The Hidden Danger in Protein Supplements: How a Gym Lifestyle Can Affect Male Fertility

Man Exercising Lifting Weights

Recent research highlights a significant lack of awareness among young male gym-goers regarding the impact of their lifestyle, particularly protein supplement use, on fertility. The study underscores the need for better understanding and education about male reproductive health and the risks associated with certain gym supplements.

Three out of four people would alter their exercise routines or supplement usage if they were aware of its long-term impacts.

Many young men who frequent the gym are often not fully informed about how their lifestyle choices could impact their fertility, according to recent research findings.

A study published in Reproductive BioMedicine Online, involving 152 gym-goers, revealed that a significant portion of men are not aware of how certain aspects of their gym lifestyle could affect their fertility. This includes the use of protein supplements, which are consumed by 79% of the male participants in the survey. These supplements can have high levels of estrogen, posing potential risks to reproductive health.

When questioned about their concern about fertility, more than half (52%) of male participants said that they had thought about their fertility before. However, only 14% of men who took part had considered how gym routines or supplement use might impact fertility.

Further data shows that there was a significant difference in responses about whether the benefits of gym routines and supplements were more important to them than fertility, with 38% disagreeing and 28% agreeing. Female participants meanwhile were more aware of the impact of a gym lifestyle on male fertility.
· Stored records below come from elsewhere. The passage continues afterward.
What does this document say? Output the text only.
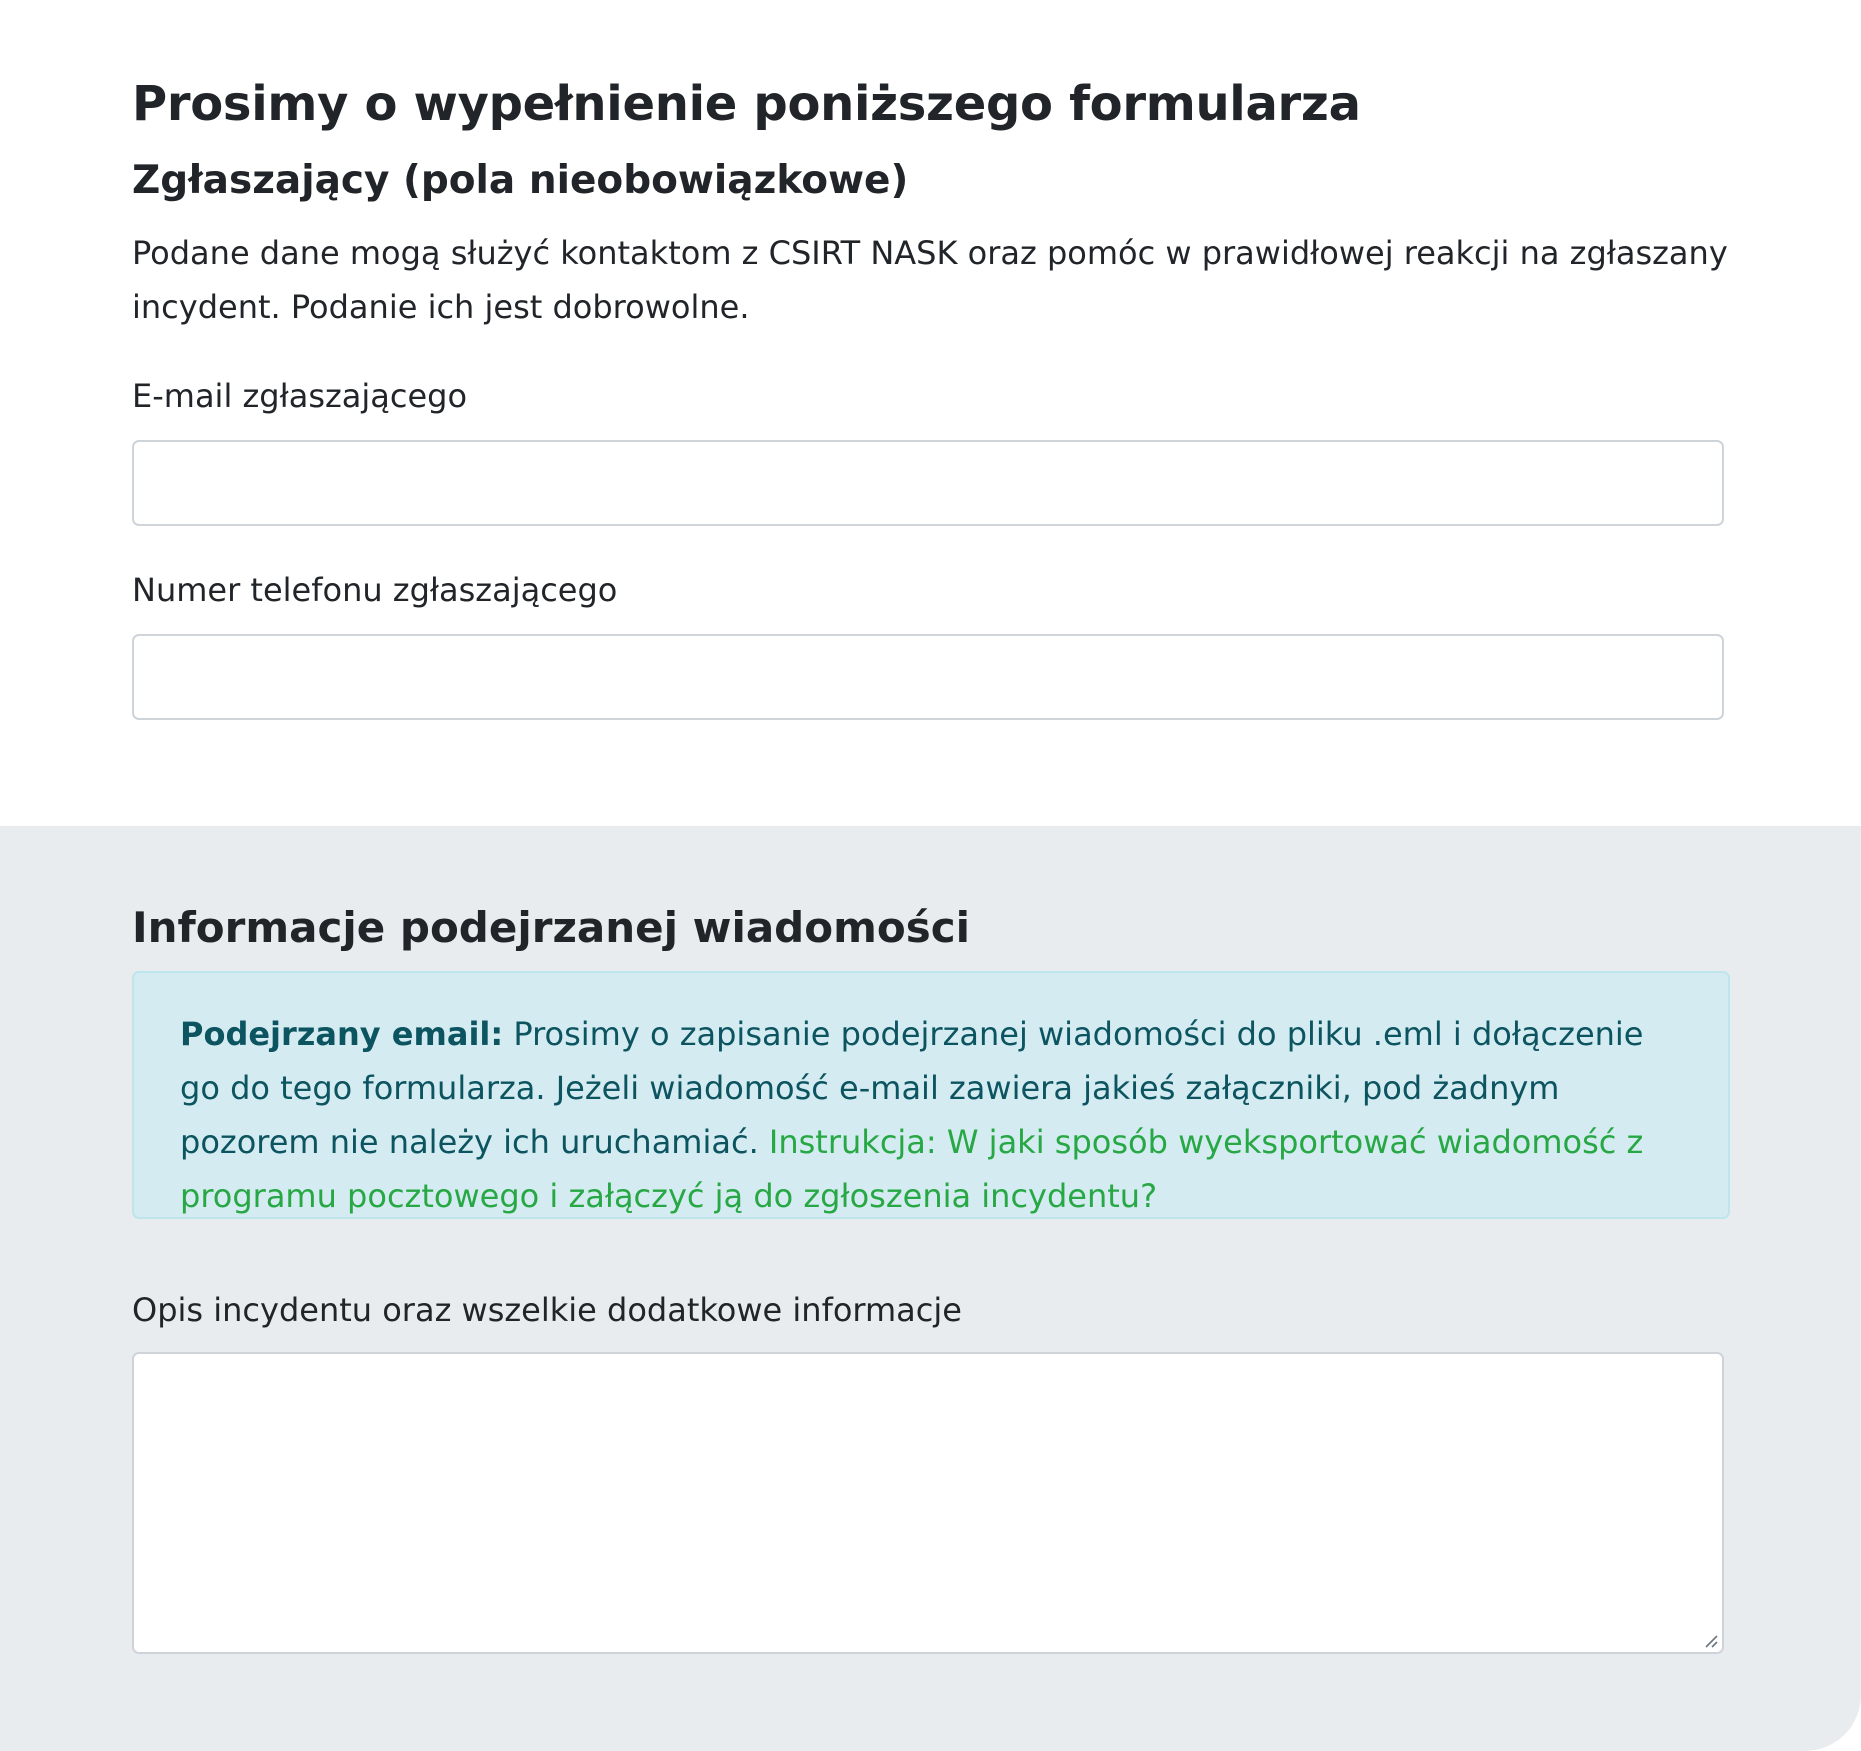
Prosimy o wypełnienie poniższego formularza
Zgłaszający (pola nieobowiązkowe)
Podane dane mogą służyć kontaktom z CSIRT NASK oraz pomóc w prawidłowej reakcji na zgłaszany incydent. Podanie ich jest dobrowolne.
E-mail zgłaszającego
Numer telefonu zgłaszającego
Informacje podejrzanej wiadomości
Podejrzany email: Prosimy o zapisanie podejrzanej wiadomości do pliku .eml i dołączenie go do tego formularza. Jeżeli wiadomość e-mail zawiera jakieś załączniki, pod żadnym pozorem nie należy ich uruchamiać. Instrukcja: W jaki sposób wyeksportować wiadomość z programu pocztowego i załączyć ją do zgłoszenia incydentu?
Opis incydentu oraz wszelkie dodatkowe informacje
The Hidden Risks of Protein Supplements

Dr Meurig Gallagher from the University of Birmingham and lead author of the study said:

“Being healthy and having a healthy lifestyle is a good thing. In the context of male fertility, the concern is over the increasing use of protein supplements. The main concern is the high levels of the female hormone estrogen that comes from both whey and soy protein supplements. Too much female hormone can cause problems with the amount and quality of sperm that a man can produce. Many protein supplements that can be bought have been found to be contaminated by anabolic steroids, which can cause reduced sperm count, shrunken testicles, and erectile dysfunction amongst other things.

“Infertility is a problem of increasing concern, affecting 1 in 6 people worldwide according to the World Health Organisation. Globally, there is limited understanding of the fact that men contribute to half of these cases of infertility.

“The major finding from this study is that there is a significant lack of awareness of male reproductive health in the young adult population we surveyed. While people were aware of the problems associated with anabolic steroid use, very few understood that gym protein supplementation can have negative effects.

Professor Jackson Kirkman-Brown from the University of Birmingham and author of the paper said:

“We found that men are genuinely curious about their fertility when prompted, but that they don’t think about it on their own – likely because societally people still think of fertility as a ‘female issue’ and (incorrectly) believe that men’s fertility doesn’t change throughout their lifetimes.”

“It’s important that people don’t see this as a reason not to be healthy or get exercise – but people should try and educate themselves about any form of supplementation they take, whether that is protein, vitamins, or anything else. In general, most data would suggest it’s better to eat unconcentrated natural food sources of protein, as these are also less likely to be contaminated at a high level with any environmental pollutants. For example, if you are eating a routine diet, roast chicken would be a good source of protein as opposed to a concentrated protein bar or shake.”

Reference: “Gym lifestyle factors and male reproductive health: a study into young adult usage and perceptions” by Alice Newman-Sanders, Jackson C. Kirkman-Brown and Meurig T. Gallagher, 18 October 2023, Reproductive BioMedicine Online.